The Ride Begins
This year felt like a roller coaster — abrupt climbs, sharp drops, and long stretches of holding on. On my way home one morning, after being robbed of almost everything the night before, I found myself thinking about Velma Pollard’s Homestretch. What lingered wasn’t just the loss of possessions, but the feeling that even my dignity had been taken — carried away in the echo of threats meant to break my will if I didn’t cooperate. As I walked, I kept wondering what I had to show for all the effort, all the persistence — and whether surviving could count as something earned.
When Karma Fails
At that point, I was also thinking about how karma had failed me. Just a month earlier, I had been working for free, convincing myself that effort, patience, and doing the right thing would somehow count for something. I remember thinking — almost embarrassingly — that I had built up enough good karma to last me a while. The irony of that thought hit hard as I walked home with almost nothing left. It forced me to confront an uncomfortable truth: life doesn’t always return what you give it, at least not on your timeline, and certainly not in the ways you expect.
Life’s Unfairness
Life keeps proving just how unfair it can be. I remember calling someone out for always expecting me to show up for them, while never really being there for me in return. Their response? That I was acting from the “privilege of abundance,” which supposedly explained why I always showed up. I couldn’t help but laugh at the irony — here I was, struggling through my own chaos, and life still found ways to remind me that fairness isn’t a guarantee, and that even good intentions can be read through the most unexpected lenses.
Endurance in Motion
And yet, despite the unfairness, the losses, and the moments that left me questioning everything, I kept going.

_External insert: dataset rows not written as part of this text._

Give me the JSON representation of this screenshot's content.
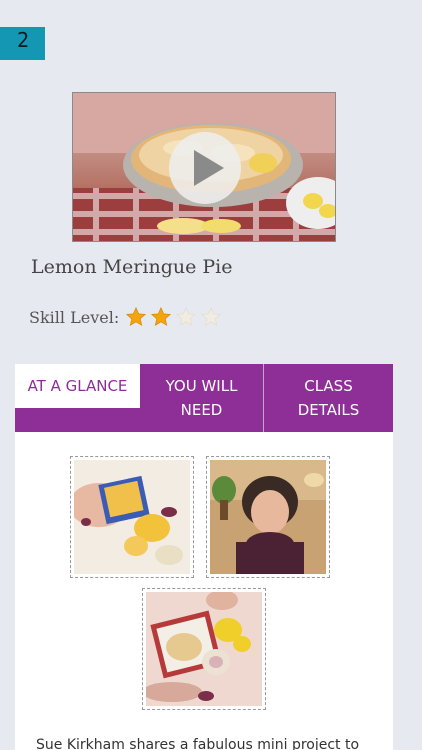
{
  "badge": {
    "number": "2"
  },
  "video": {
    "play_icon": "play-icon"
  },
  "lesson": {
    "title": "Lemon Meringue Pie",
    "skill_label": "Skill Level:",
    "skill_rating": 2,
    "skill_max": 4,
    "star_color": "#f4a40f"
  },
  "tabs": [
    {
      "label": "AT A GLANCE",
      "active": true
    },
    {
      "label": "YOU WILL NEED",
      "active": false
    },
    {
      "label": "CLASS DETAILS",
      "active": false
    }
  ],
  "colors": {
    "accent": "#8e2f98",
    "badge": "#1497b3"
  },
  "description": "Sue Kirkham shares a fabulous mini project to"
}
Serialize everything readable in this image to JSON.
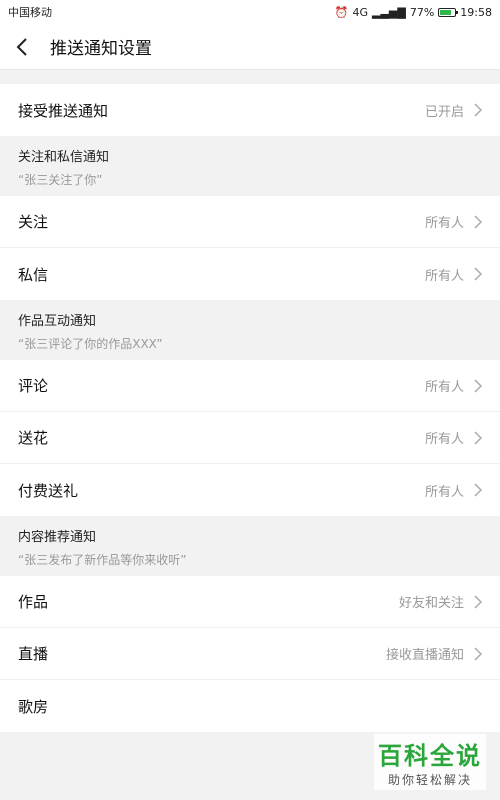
{
  "status_bar": {
    "carrier": "中国移动",
    "alarm_icon": "alarm-icon",
    "network": "4G",
    "battery": "77%",
    "time": "19:58",
    "battery_color": "#2fb84a"
  },
  "header": {
    "back_icon": "chevron-left-icon",
    "title": "推送通知设置"
  },
  "accept_row": {
    "label": "接受推送通知",
    "value": "已开启"
  },
  "sections": [
    {
      "title": "关注和私信通知",
      "subtitle": "“张三关注了你”",
      "items": [
        {
          "label": "关注",
          "value": "所有人"
        },
        {
          "label": "私信",
          "value": "所有人"
        }
      ]
    },
    {
      "title": "作品互动通知",
      "subtitle": "“张三评论了你的作品XXX”",
      "items": [
        {
          "label": "评论",
          "value": "所有人"
        },
        {
          "label": "送花",
          "value": "所有人"
        },
        {
          "label": "付费送礼",
          "value": "所有人"
        }
      ]
    },
    {
      "title": "内容推荐通知",
      "subtitle": "“张三发布了新作品等你来收听”",
      "items": [
        {
          "label": "作品",
          "value": "好友和关注"
        },
        {
          "label": "直播",
          "value": "接收直播通知"
        },
        {
          "label": "歌房",
          "value": ""
        }
      ]
    }
  ],
  "watermark": {
    "main": "百科全说",
    "sub": "助你轻松解决"
  }
}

Life’s roller coaster didn’t pause for reflection or fairness; it just kept moving, and so did I. I learned to measure progress not by what the world returned to me, but by what I could still give, how I could still show up, and how I could still hold on to myself amid the chaos. Some days, survival felt like the only accomplishment — but survival, I realized, is its own kind of victory.
Small Wins, Big Meaning
Shortly after, my daughter began school — a moment that felt like a victory amid the chaos. Seeing her take that step reminded me that not all milestones are tied to work, possessions, or external validation. Some wins are quieter, more personal, and infinitely more meaningful. In the middle of a year that felt so heavy, this felt like a reminder that life still offers moments of light, even when the ride is rough.
Patience Pays Off
We were still navigating language delays, and some days it felt like progress would never come. Yet, I was so hopeful — holding on to the belief that time, patience, and persistence mattered. Looking back now, hearing the way she speaks, it’s clear that most of the time, growth is just a matter of time. That quiet, gradual progress — unseen in the moment — felt like a living reminder of what Homestretch is really about: endurance, patience, and faith in the unseen work.
Persistence in Work
At work, the roller coaster didn’t stop either. Projects stalled, deadlines shifted, and some months felt like I was running in place. I reminded myself often of the quiet lessons from this year: effort isn’t always immediately rewarded, and persistence often looks invisible from the outside. Yet, just like my daughter’s milestones, the progress was happening — slowly, unevenly, sometimes frustratingly. The key, I realized, was to keep showing up, to trust the process, and to recognize that endurance itself is a form of achievement, even when results feel delayed.
Quiet Accomplishments
Looking back, this is the year I started several personal projects alongside other external ones — each one a small act of creation, learning, and commitment. Just starting, showing up, and seeing them through in whatever way I could feels like an accomplishment in itself. In a year marked by chaos, unfairness, and unexpected loss, these efforts — no matter how quiet or incomplete — make it all count. The roller coaster didn’t pause, and life didn’t hand me fairness on a silver platter, but the fact that I stayed in the ride, held on, and kept building is its own kind of victory.
Reflections on the Ride
In the end, maybe that’s what this year was really about: learning to endure, to keep moving forward even when the path is steep, the drops feel sharp, and the finish line is nowhere in sight. The losses, the threats, the unfair moments — they didn’t define me. What defined this year was my persistence, my capacity to keep showing up, and the quiet victories that often went unseen. And as I step into the next year, I carry that with me: the knowledge that even in the longest stretches, we are still moving, still learning, and still growing.